A whole alternate universe of discovery awaits the avid reader

The act of reading is not merely an activity of leisure, it may hold psychological benefits too. Reading stimulates the mind and during the time of concentration, the activity may reduce levels of anxiety and calm the mind.

During these times of uncertainty, turning to literature as a form of therapy may be a practical option for many of us, particularly those struggling with anxiety.

Bibliotherapy is a form of therapy using literature, it uses a list of books tailored to an individual with healing and therapy in mind. With bibliotherapy being a practised form of therapy, and evidence to support its success, it exemplifies the benefits of reading for the improvement of psychological health. The levels of concentration and focus needed while reading is a form of meditation in itself, helping the relax the body and mind in as quickly as six minutes. Therefore, just spending a miniscule amount of time a day reading can help reduce levels of stress and anxiety.

Literary every subject is obtainable through books, nobody misses out.

While the act of reading can provide almost immediate anxiety and stress relief, reading about the experiences of others may also help a person both practically and psychologically. With the typical plot line of a fiction novel involving some form of problem and the protagonist trying to solve that problem, bibliotherapy can be beneficial in helping an individual to solve their own personal problems. This can come about through reading and learning from a character’s experiences in the course of the novel.

The escapist nature of reading is one of the ways in which reading can be seen as form of therapy. Reading provides an escape for an individual.


By Natasha Drewtt: Literature Columnist

Every book offers another world to explore, another place to escape to. Literature offers a sense of escapism, when faced with feelings of anxiety, the concentration and focus on the words on a page can help to ease the mind of these feelings of anxiety.

Through the escapism provided by fictional literature, we grow close to and begin to identify with the characters.

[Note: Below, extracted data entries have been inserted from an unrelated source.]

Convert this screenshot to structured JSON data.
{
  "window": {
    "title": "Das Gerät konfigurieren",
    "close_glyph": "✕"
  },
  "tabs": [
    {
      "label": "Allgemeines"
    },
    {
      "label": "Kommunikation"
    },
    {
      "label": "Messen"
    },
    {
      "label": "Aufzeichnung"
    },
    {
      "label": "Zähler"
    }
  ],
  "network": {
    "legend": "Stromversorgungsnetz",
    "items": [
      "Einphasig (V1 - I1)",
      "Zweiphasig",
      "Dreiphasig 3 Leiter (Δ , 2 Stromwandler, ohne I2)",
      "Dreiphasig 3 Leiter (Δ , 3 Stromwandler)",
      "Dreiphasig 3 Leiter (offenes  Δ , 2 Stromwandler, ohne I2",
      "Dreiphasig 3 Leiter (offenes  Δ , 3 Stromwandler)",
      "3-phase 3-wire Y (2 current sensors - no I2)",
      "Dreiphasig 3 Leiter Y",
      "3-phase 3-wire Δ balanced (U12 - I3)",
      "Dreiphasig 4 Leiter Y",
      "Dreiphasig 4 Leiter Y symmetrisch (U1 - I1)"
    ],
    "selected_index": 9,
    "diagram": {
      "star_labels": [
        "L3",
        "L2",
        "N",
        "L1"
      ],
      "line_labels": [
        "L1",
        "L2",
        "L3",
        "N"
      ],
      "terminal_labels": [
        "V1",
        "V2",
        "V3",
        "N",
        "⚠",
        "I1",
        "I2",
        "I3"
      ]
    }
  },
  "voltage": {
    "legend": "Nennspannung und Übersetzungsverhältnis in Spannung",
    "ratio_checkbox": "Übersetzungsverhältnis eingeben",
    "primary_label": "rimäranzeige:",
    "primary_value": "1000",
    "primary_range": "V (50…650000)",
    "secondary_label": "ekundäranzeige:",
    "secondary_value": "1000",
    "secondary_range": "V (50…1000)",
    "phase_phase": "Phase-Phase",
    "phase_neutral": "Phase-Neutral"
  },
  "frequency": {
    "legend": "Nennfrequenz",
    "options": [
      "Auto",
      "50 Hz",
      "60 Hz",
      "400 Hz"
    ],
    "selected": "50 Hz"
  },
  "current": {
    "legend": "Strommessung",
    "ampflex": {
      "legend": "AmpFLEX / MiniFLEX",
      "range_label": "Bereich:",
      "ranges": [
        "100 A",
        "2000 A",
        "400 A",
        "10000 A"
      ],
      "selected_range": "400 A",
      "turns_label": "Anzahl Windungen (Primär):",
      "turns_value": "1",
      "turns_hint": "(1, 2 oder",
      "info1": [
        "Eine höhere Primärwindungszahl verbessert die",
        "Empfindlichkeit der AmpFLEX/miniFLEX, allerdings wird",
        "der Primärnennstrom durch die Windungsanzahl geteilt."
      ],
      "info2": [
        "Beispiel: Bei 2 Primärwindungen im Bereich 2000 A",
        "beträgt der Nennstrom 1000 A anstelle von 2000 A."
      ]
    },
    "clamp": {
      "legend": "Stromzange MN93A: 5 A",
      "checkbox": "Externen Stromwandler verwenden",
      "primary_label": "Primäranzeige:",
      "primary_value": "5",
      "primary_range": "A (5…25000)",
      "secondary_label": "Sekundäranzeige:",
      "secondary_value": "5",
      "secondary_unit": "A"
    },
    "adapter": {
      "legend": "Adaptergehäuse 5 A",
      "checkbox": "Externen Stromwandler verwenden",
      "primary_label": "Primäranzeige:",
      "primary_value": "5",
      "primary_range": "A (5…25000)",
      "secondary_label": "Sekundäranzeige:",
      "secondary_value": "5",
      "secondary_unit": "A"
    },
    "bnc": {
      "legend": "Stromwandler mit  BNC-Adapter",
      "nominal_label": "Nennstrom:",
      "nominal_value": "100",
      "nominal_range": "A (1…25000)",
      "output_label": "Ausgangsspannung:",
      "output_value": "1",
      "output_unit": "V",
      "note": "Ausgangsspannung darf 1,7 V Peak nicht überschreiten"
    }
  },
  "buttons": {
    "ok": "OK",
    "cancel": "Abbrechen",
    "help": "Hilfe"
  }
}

In doing so, one may be able to improve their ability to emphasise with others and apply this to real life situations. Reading can, as a result, be considered a cathartic experience through the way a reader experiences the same emotions as a character as they begin to empathise with them. Despite reading being a solitary action, the ways in which a reader begins to grow close to characters can make one feel less isolated.

Literature possesses both physically calming properties along with allowing an individual to gain the skills and knowledge needed to overcome aspects of their own lives. Therefore, bibliotherapy is a very good and easily accessible way to relieve stress and anxiety. However, despite the effectiveness that literature possesses as a form of therapy, the escapist nature of reading could potentially be maladaptive. It is important to not rely solely on literature as the escapist nature of fictional literature may become dysfunctional and begin to harm one’s wellbeing.